I don't mean for the tone of this submission to be confrontational — I'm a big fan of the HN community and consume much of my news here — but I was recently troubled to learn that HN doesn't let users delete some of their content (most notably, user accounts).
Granted, this isn't a new issue. I see that, according to The Unofficial HN Blog, the solution is to keep your profile anonymous.
Still, HN's treatment of personal data is somewhat surprising, considering that this community is so progressive when it comes to discussing privacy issues. In fact, some of the privacy-related HN posts about Facebook inspired me to delete my personal data from that site.
Why does Facebook seem to be more accommodating than HN when it comes to giving me the freedom to access my own data?
Imagine one of those collaborative drawing programs in which multiple users can make marks and the resulting drawing is the sum of all their marks. Should one of the users be able to come back later and claim that he wanted all the marks he'd made deleted, on the grounds that they were "his content?" I'd argue that someone doing that would be violating an implicit social contract with the other users.

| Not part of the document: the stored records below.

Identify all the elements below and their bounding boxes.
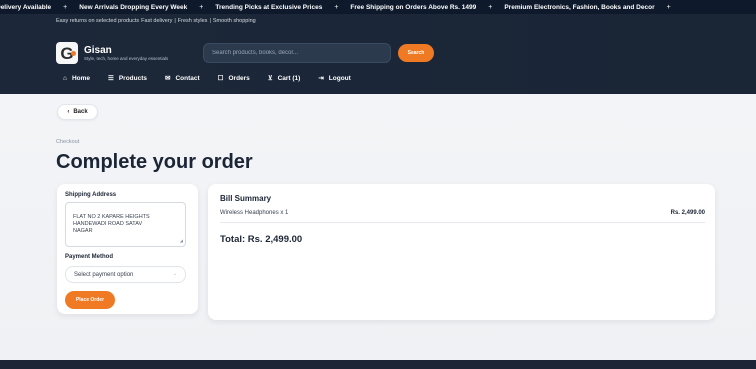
brand[interactable]: G Gisan Style, tech, home and everyday e… [56,42,168,64]
brand-text: Gisan Style, tech, home and everyday ess… [84,45,168,62]
service-highlight: Easy returns on selected products [56,18,140,24]
nav-label: Cart (1) [277,74,301,82]
bill-summary-card: Bill Summary Wireless Headphones x 1 Rs.… [208,184,715,320]
products-icon: ☰ [108,75,114,82]
nav-item-cart[interactable]: ⊻ Cart (1) [267,74,301,83]
ticker-separator: + [199,3,204,11]
resize-handle-icon[interactable]: ◢ [180,237,183,244]
ticker-separator: + [666,3,671,11]
ticker-separator: + [63,3,68,11]
brand-name: Gisan [84,44,112,56]
ticker-item: Free Shipping on Orders Above Rs. 1499 [350,3,477,11]
logout-icon: ⇥ [318,75,324,82]
nav-item-contact[interactable]: ✉ Contact [165,74,200,83]
payment-method-label: Payment Method [65,254,114,260]
back-button[interactable]: ‹ Back [57,104,98,120]
shipping-address-value: FLAT NO 2 KAPARE HEIGHTS HANDEWADI ROAD … [73,214,150,234]
nav-label: Logout [328,74,351,82]
nav-item-products[interactable]: ☰ Products [108,74,147,83]
chevron-down-icon: ⌄ [172,271,177,277]
ticker-item: Premium Electronics, Fashion, Books and … [504,3,655,11]
bill-total: Total: Rs. 2,499.00 [220,234,303,245]
site-header: Easy returns on selected products Fast de… [0,14,756,94]
subbar-separator: | [209,18,211,24]
service-highlight: Smooth shopping [212,18,256,24]
payment-method-select[interactable]: Select payment option ⌄ [65,266,186,283]
nav-label: Products [118,74,147,82]
shipping-address-label: Shipping Address [65,192,117,198]
bill-summary-title: Bill Summary [220,194,272,203]
cart-icon: ⊻ [267,75,273,82]
brand-logo: G [56,42,78,64]
nav-item-logout[interactable]: ⇥ Logout [318,74,351,83]
search-input[interactable] [203,43,391,63]
site-footer [0,360,756,369]
chevron-left-icon: ‹ [67,109,70,115]
nav-label: Orders [228,74,250,82]
ticker-separator: + [334,3,339,11]
service-highlights: Easy returns on selected products Fast de… [56,18,258,24]
service-highlight: Fresh styles [177,18,208,24]
nav-label: Contact [175,74,200,82]
place-order-button[interactable]: Place Order [65,291,115,309]
ticker-track: Delivery Available + New Arrivals Dropping… [0,0,683,14]
main-nav: ⌂ Home ☰ Products ✉ Contact ☐ Orders ⊻ Cart (1) ⇥ L… [63,74,369,83]
mail-icon: ✉ [165,75,171,82]
announcement-ticker: Delivery Available + New Arrivals Dropping… [0,0,756,14]
ticker-item: Delivery Available [0,3,52,11]
bill-item-name: Wireless Headphones x 1 [220,210,289,216]
home-icon: ⌂ [63,74,67,82]
ticker-item: Trending Picks at Exclusive Prices [215,3,323,11]
subbar-separator: | [174,18,176,24]
order-form-card: Shipping Address FLAT NO 2 KAPARE HEIGHT… [57,184,198,314]
shipping-address-field[interactable]: FLAT NO 2 KAPARE HEIGHTS HANDEWADI ROAD … [65,202,186,247]
orders-icon: ☐ [217,75,224,82]
bill-item-amount: Rs. 2,499.00 [670,210,705,216]
back-label: Back [73,109,88,115]
ticker-separator: + [488,3,493,11]
nav-item-home[interactable]: ⌂ Home [63,75,90,82]
checkout-main: ‹ Back Checkout Complete your order Ship… [0,94,756,360]
search-button[interactable]: Search [398,44,434,62]
logo-dot [71,51,76,56]
payment-method-value: Select payment option [74,271,134,278]
service-highlight: Fast delivery [141,18,173,24]
nav-item-orders[interactable]: ☐ Orders [217,74,250,83]
breadcrumb: Checkout [56,139,80,145]
brand-tagline: Style, tech, home and everyday essential… [84,55,169,61]
page-title: Complete your order [56,151,253,173]
ticker-item: New Arrivals Dropping Every Week [79,3,188,11]
bill-line-item: Wireless Headphones x 1 Rs. 2,499.00 [220,210,705,223]
nav-label: Home [71,74,90,82]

Similarly, if someone wanted all their HN comments deleted, they'd ruin other people's comments by making them incomprehensible. And how far would deletion be expected to go? If user y quotes part of a comment by user x, is that also supposed to be deleted if x wants his comments deleted? It should be if it's "his personal data," right?
We do delete individual comments and submissions when people do something they worry will get them in trouble. That combined with the fact that accounts are anonymous and that users can wipe their profiles seems to me to strike the right balance.